In particular, it was now faster - a lot faster for benchmarks with many datasets, like the microbenchmark linked above. But a more subtle change was that input needed no longer be expressed in as arrays of primitives. Instead, it could be computed with another Futhark function, and passed directly to the entry point being tested, without having to go through a deserialisation/serialisation step. (And even when necessary, the server protocol also came with support for serialising arbitrary Futhark values to byte streams.) This meant we could now write test programs like this:

-- ==
-- entry: doeswork
-- script input { mkdata 100i64 } output { 5050.0f32 }
-- script input { mkdata 10000i64 }
-- script input { mkdata 1000000i64 }

entry mkdata n = (n,map f32.i64 (iota n))

entry doeswork n arr = f32.sum arr + f32.i64 n

Here the doeswork function is the actual function being tested, and mkdata is some arbitrary function that generates data. The test stanza will run the expression mkdata 100i64 to generate the input (the runtime is not counted when benchmarking), which is then passed to doeswork. While the example above is trivial, this is very useful for providing arbitrarily complicated input data (although the result must still be of a simple type). It is also quite useful that we can test or benchmark with large amounts of synthetic data, without having to store it on disk, by generating it dynamically in Futhark.

What about unit tests?

All of the discussion above concerns integration testing, where the full functionality (or close to it) of the compiler is exercised. What about unit testing, where the functionality of individual small components is verified? I am hardly averse to unit testing in general, but for compiler development, I must admit that I find integration tests to provide more bang for the buck. In particular, compiler passes often take quite complicated inputs (entire ASTs), for which the representation is not stable. Keeping unit tests for such functions updated is not impossible, but it is time consuming.

By writing small test programs, and perhaps augmenting with things like the structure tests above, we can obtain many of the benefits of unit testing, with less maintenance overhead. Futhark does have a small collection of unit tests, mainly for verifying the functionality of particularly subtle core components, like graph colouring or index function operations (for the array representation). However, compared to the 2293 test programs, the 2985 source lines of unit tests do look pretty meagre.

We also have a collection of manually written library tests for testing the C and Python APIs, as well as some completely ad hoc tests that are just shell scripts that check various things in the auxiliary tooling. These are not terribly interesting.

Wrapping up

Futhark is a project that even in the best case will never have many resources.

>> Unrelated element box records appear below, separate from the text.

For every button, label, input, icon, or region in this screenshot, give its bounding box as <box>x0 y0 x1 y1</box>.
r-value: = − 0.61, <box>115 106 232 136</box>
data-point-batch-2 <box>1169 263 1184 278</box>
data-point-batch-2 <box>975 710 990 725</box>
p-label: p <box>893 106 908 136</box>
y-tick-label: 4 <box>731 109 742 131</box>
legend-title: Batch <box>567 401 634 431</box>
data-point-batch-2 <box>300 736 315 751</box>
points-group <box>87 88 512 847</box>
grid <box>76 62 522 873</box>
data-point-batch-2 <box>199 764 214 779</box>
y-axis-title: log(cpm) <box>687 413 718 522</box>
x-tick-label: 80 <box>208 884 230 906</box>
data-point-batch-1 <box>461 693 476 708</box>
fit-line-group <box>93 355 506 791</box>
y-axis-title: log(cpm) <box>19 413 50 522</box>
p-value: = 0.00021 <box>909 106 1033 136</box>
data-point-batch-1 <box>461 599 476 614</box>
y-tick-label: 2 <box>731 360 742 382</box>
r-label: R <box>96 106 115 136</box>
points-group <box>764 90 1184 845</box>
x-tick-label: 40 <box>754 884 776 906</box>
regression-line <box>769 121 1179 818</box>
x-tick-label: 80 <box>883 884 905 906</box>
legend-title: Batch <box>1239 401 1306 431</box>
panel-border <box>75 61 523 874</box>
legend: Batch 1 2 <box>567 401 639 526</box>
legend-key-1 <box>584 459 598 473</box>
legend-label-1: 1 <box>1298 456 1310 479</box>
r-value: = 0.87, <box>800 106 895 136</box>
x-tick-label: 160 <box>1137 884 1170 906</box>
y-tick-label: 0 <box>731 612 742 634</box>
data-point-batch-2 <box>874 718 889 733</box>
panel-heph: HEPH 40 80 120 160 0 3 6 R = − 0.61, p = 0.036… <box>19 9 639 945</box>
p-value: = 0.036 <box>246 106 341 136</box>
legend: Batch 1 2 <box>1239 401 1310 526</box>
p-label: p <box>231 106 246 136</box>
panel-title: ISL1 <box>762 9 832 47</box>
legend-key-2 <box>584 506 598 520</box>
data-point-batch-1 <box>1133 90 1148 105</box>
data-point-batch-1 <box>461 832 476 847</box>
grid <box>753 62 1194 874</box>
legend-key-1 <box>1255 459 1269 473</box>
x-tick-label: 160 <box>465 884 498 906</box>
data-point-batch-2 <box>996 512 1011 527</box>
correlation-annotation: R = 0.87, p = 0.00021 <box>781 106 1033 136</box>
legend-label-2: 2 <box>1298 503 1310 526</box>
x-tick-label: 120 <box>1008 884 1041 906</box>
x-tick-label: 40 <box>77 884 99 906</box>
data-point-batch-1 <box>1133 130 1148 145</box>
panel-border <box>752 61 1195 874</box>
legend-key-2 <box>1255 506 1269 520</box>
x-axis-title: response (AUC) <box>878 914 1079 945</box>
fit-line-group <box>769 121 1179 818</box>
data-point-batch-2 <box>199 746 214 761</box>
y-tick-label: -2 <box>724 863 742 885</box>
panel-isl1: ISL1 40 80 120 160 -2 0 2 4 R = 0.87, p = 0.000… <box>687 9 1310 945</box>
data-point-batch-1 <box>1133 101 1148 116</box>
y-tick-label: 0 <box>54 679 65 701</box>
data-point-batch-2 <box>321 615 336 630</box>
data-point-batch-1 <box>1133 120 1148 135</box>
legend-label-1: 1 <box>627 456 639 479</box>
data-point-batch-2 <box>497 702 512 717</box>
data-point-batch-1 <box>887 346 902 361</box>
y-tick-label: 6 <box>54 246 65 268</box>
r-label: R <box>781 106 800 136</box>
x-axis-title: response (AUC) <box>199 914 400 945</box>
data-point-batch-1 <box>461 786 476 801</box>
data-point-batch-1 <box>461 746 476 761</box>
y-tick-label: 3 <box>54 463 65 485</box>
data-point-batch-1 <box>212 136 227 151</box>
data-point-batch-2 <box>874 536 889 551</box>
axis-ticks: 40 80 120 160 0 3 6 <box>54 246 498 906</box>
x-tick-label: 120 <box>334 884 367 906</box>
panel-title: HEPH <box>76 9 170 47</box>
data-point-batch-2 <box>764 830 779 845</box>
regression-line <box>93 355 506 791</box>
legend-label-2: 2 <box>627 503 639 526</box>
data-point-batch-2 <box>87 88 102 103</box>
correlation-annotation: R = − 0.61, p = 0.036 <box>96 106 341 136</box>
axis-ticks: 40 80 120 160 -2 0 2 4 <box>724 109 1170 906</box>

Therefore, all our tooling has been built with a sense of minimalism and simplicity, and often sacrificing flexibility. Yet I think we have ended up with tools that work pretty well for our purposes, and where we can usually get our work done. The main missing feature is some form of property based testing, which I hope we can add one day.

Although not originally developed for that purpose, the testing and benchmarking tools are also fairly easy to explain to users. In most other languages, testing tools are libraries that are built in the language itself. This is not possible Futhark, because it is not a general-purpose language, so we had to build tools that are outside the language itself. This can easily result in tools that are just plain bad, but I think we managed to do alright.